Следующим посетителем был некий всклокоченный субъект в кирасе и ночном колпаке. Как выяснилось, сей доблестный муж командовал охраной замка. Я не стал даже узнавать его имени, с ходу объявив о его отставке.
– Что за порядки, черт вас подери! Хорошо, что о недостатках охраны моего дорогого кузена узнал я. А если бы это были какие-нибудь злоумышленники? Или, не приведи господь, паписты! Просто страшно подумать! Эй, кто-нибудь, гоните его в шею!
– Сын мой, именем господа! Что вы творите! – патетически вскричал ворвавшийся в зал настоящий католический падре в сутане.
– Это еще что за явление? Опаньки, папист! Сам пришел!
Блин, совсем забыл – ведь мой кузен еще католик. Надо сказать, после некоторых обстоятельств я отношусь к католикам несколько предвзято. Не нравится мне их пиромания. Нет, я понимаю, что протестанты тоже грешат этим невинным увлечением, но они, по счастью, не пытаются отправить меня на костер.
– Любезный, а вы кто? Хотя дайте угадаю – вы, очевидно, духовник моего кузена, не так ли?
– Так, сын мой.
– Печально, весьма печально, святой отец, что вы столь небрежно выполняете свои обязанности! Посмотрите на своего духовного сына – он нажрался как последняя свинья, а ведь еще раннее утро. А как же воздержание, а где же, позвольте спросить, умерщвление плоти? Кстати, вы не знаете, где в замке камера для пыток? Ну, ничего страшного, мы люди не гордые, можем и на свежем воздухе. Увести, но отнюдь не отпускать – сдается мне, падре знает много интересного.
Окинув взглядом своих приближенных, я пришел к выводу, что они достаточно подкрепились и дальнейшее продолжение чревато попойкой.
– Ладно, подкрепились – пора заняться делами. Где тут кабинет моего светлейшего родственника?

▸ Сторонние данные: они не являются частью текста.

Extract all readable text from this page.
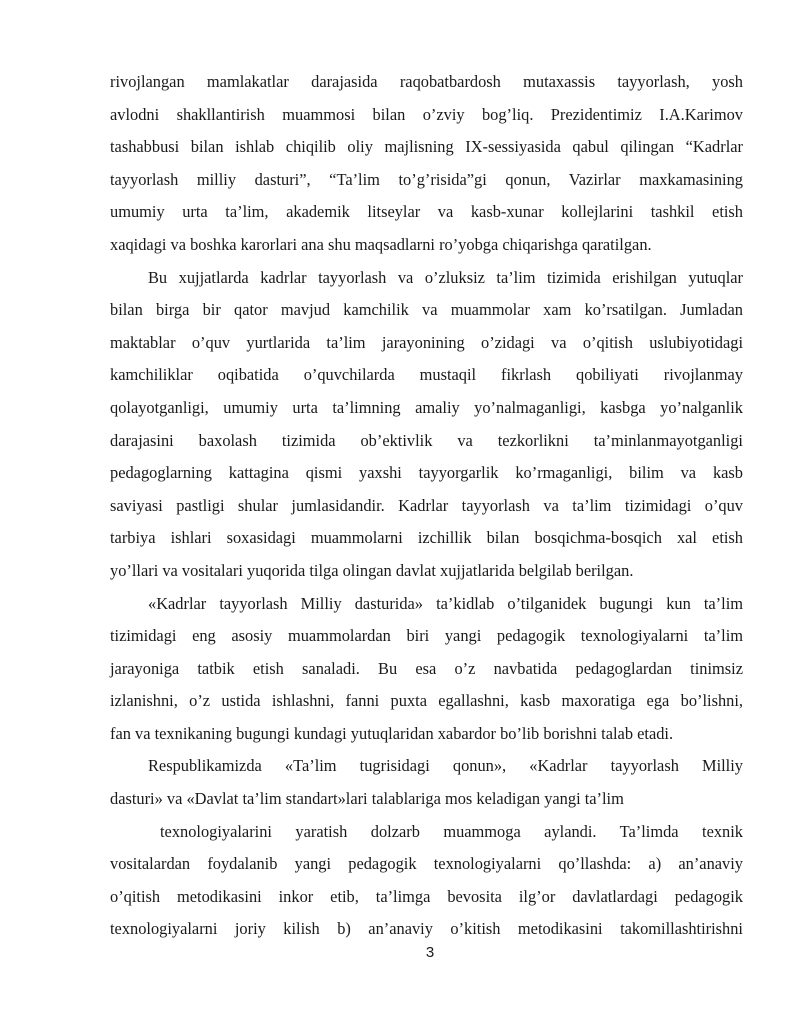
rivojlangan mamlakatlar darajasida raqobatbardosh mutaxassis tayyorlash, yosh
avlodni shakllantirish muammosi bilan o’zviy bog’liq. Prezidentimiz I.A.Karimov
tashabbusi bilan ishlab chiqilib oliy majlisning IX-sessiyasida qabul qilingan “Kadrlar
tayyorlash milliy dasturi”, “Ta’lim to’g’risida”gi qonun, Vazirlar maxkamasining
umumiy urta ta’lim, akademik litseylar va kasb-xunar kollejlarini tashkil etish
xaqidagi va boshka karorlari ana shu maqsadlarni ro’yobga chiqarishga qaratilgan.
Bu xujjatlarda kadrlar tayyorlash va o’zluksiz ta’lim tizimida erishilgan yutuqlar
bilan birga bir qator mavjud kamchilik va muammolar xam ko’rsatilgan. Jumladan
maktablar o’quv yurtlarida ta’lim jarayonining o’zidagi va o’qitish uslubiyotidagi
kamchiliklar oqibatida o’quvchilarda mustaqil fikrlash qobiliyati rivojlanmay
qolayotganligi, umumiy urta ta’limning amaliy yo’nalmaganligi, kasbga yo’nalganlik
darajasini baxolash tizimida ob’ektivlik va tezkorlikni ta’minlanmayotganligi
pedagoglarning kattagina qismi yaxshi tayyorgarlik ko’rmaganligi, bilim va kasb
saviyasi pastligi shular jumlasidandir. Kadrlar tayyorlash va ta’lim tizimidagi o’quv
tarbiya ishlari soxasidagi muammolarni izchillik bilan bosqichma-bosqich xal etish
yo’llari va vositalari yuqorida tilga olingan davlat xujjatlarida belgilab berilgan.
«Kadrlar tayyorlash Milliy dasturida» ta’kidlab o’tilganidek bugungi kun ta’lim
tizimidagi eng asosiy muammolardan biri yangi pedagogik texnologiyalarni ta’lim
jarayoniga tatbik etish sanaladi. Bu esa o’z navbatida pedagoglardan tinimsiz
izlanishni, o’z ustida ishlashni, fanni puxta egallashni, kasb maxoratiga ega bo’lishni,
fan va texnikaning bugungi kundagi yutuqlaridan xabardor bo’lib borishni talab etadi.
Respublikamizda «Ta’lim tugrisidagi qonun», «Kadrlar tayyorlash Milliy
dasturi» va «Davlat ta’lim standart»lari talablariga mos keladigan yangi ta’lim
texnologiyalarini yaratish dolzarb muammoga aylandi. Ta’limda texnik
vositalardan foydalanib yangi pedagogik texnologiyalarni qo’llashda: a) an’anaviy
o’qitish metodikasini inkor etib, ta’limga bevosita ilg’or davlatlardagi pedagogik
texnologiyalarni joriy kilish b) an’anaviy o’kitish metodikasini takomillashtirishni
3
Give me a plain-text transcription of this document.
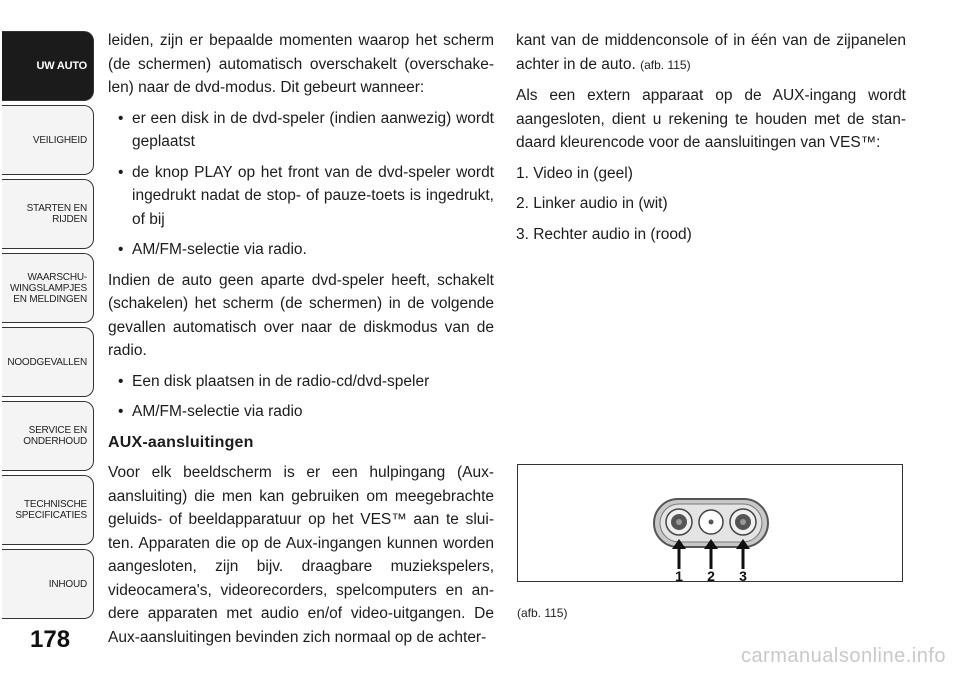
UW AUTO
VEILIGHEID
STARTEN EN
RIJDEN
WAARSCHU-
WINGSLAMPJES
EN MELDINGEN
NOODGEVALLEN
SERVICE EN
ONDERHOUD
TECHNISCHE
SPECIFICATIES
INHOUD
178

leiden, zijn er bepaalde momenten waarop het scherm (de schermen) automatisch overschakelt (overschakelen) naar de dvd-modus. Dit gebeurt wanneer:

• er een disk in de dvd-speler (indien aanwezig) wordt geplaatst
• de knop PLAY op het front van de dvd-speler wordt ingedrukt nadat de stop- of pauze-toets is ingedrukt, of bij
• AM/FM-selectie via radio.

Indien de auto geen aparte dvd-speler heeft, schakelt (schakelen) het scherm (de schermen) in de volgende gevallen automatisch over naar de diskmodus van de radio.

• Een disk plaatsen in de radio-cd/dvd-speler
• AM/FM-selectie via radio

AUX-aansluitingen

Voor elk beeldscherm is er een hulpingang (Aux-aansluiting) die men kan gebruiken om meegebrachte geluids- of beeldapparatuur op het VES™ aan te sluiten. Apparaten die op de Aux-ingangen kunnen worden aangesloten, zijn bijv. draagbare muziekspelers, videocamera's, videorecorders, spelcomputers en andere apparaten met audio en/of video-uitgangen. De Aux-aansluitingen bevinden zich normaal op de achter-

kant van de middenconsole of in één van de zijpanelen achter in de auto. (afb. 115)

Als een extern apparaat op de AUX-ingang wordt aangesloten, dient u rekening te houden met de standaard kleurencode voor de aansluitingen van VES™:

1. Video in (geel)
2. Linker audio in (wit)
3. Rechter audio in (rood)
1 2 3
(afb. 115)
carmanualsonline.info
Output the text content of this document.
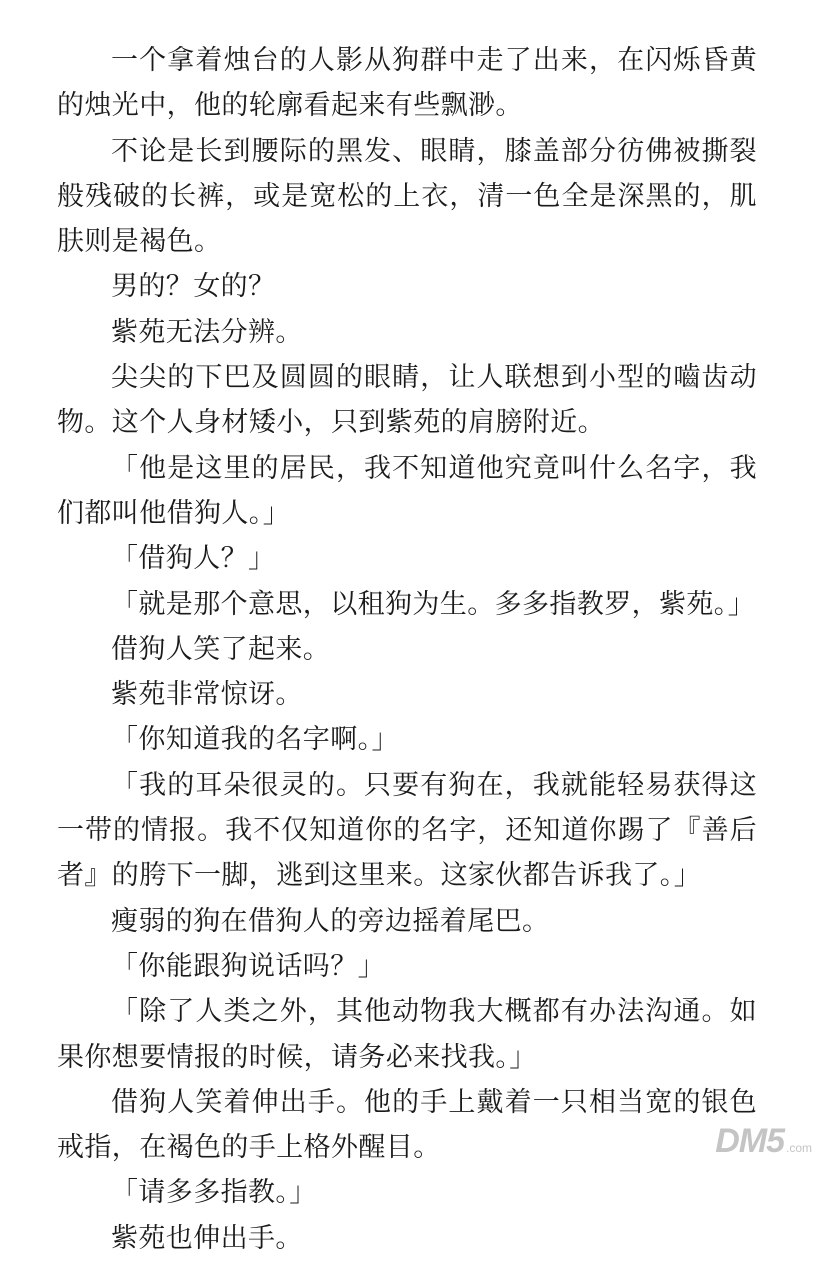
一个拿着烛台的人影从狗群中走了出来，在闪烁昏黄的烛光中，他的轮廓看起来有些飘渺。

不论是长到腰际的黑发、眼睛，膝盖部分彷佛被撕裂般残破的长裤，或是宽松的上衣，清一色全是深黑的，肌肤则是褐色。

男的？女的？

紫苑无法分辨。

尖尖的下巴及圆圆的眼睛，让人联想到小型的嚙齿动物。这个人身材矮小，只到紫苑的肩膀附近。

「他是这里的居民，我不知道他究竟叫什么名字，我们都叫他借狗人。」

「借狗人？」

「就是那个意思，以租狗为生。多多指教罗，紫苑。」

借狗人笑了起来。

紫苑非常惊讶。

「你知道我的名字啊。」

「我的耳朵很灵的。只要有狗在，我就能轻易获得这一带的情报。我不仅知道你的名字，还知道你踢了『善后者』的胯下一脚，逃到这里来。这家伙都告诉我了。」

瘦弱的狗在借狗人的旁边摇着尾巴。

「你能跟狗说话吗？」

「除了人类之外，其他动物我大概都有办法沟通。如果你想要情报的时候，请务必来找我。」

借狗人笑着伸出手。他的手上戴着一只相当宽的银色戒指，在褐色的手上格外醒目。

「请多多指教。」

紫苑也伸出手。

DM5 .com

Вольготно расположившись в кресле, я диктовал Мэнни несколько посланий. Первое – в Шверин, второму своему кузену-герцогу Адольфу Фридриху, в котором в самых изысканных выражениях сообщал о своем приезде и просил о встрече с целью обсудить некие важные вопросы. Второе – своей тетке, матери Иоганна Альбрехта и Адольфа Фридриха герцогине Софии с практически идентичным содержанием. Кузены, дорвавшись до власти, сослали свою матушку, чтобы не мешала куролесить добрым молодцам, и я имел основания рассчитывать на ее поддержку. Третье письмо отправилось в соседнее герцогство Брауншвейг, в славный город Вольфенбютель, уже к моей матушке и ее нынешнему мужу высокородному Августу-младшему. Брауншвейгское герцогство входит с Мекленбургом в один и тот же имперский округ, так что люди они здесь не чужие и могут пригодиться в делах моих скорбных. Да и по Марте я соскучился, чего уж там. Следом несколько писем во все крупные города – дескать, герцог вернулся, желает справедливости, и если у кого какие жалобы, то милости просим.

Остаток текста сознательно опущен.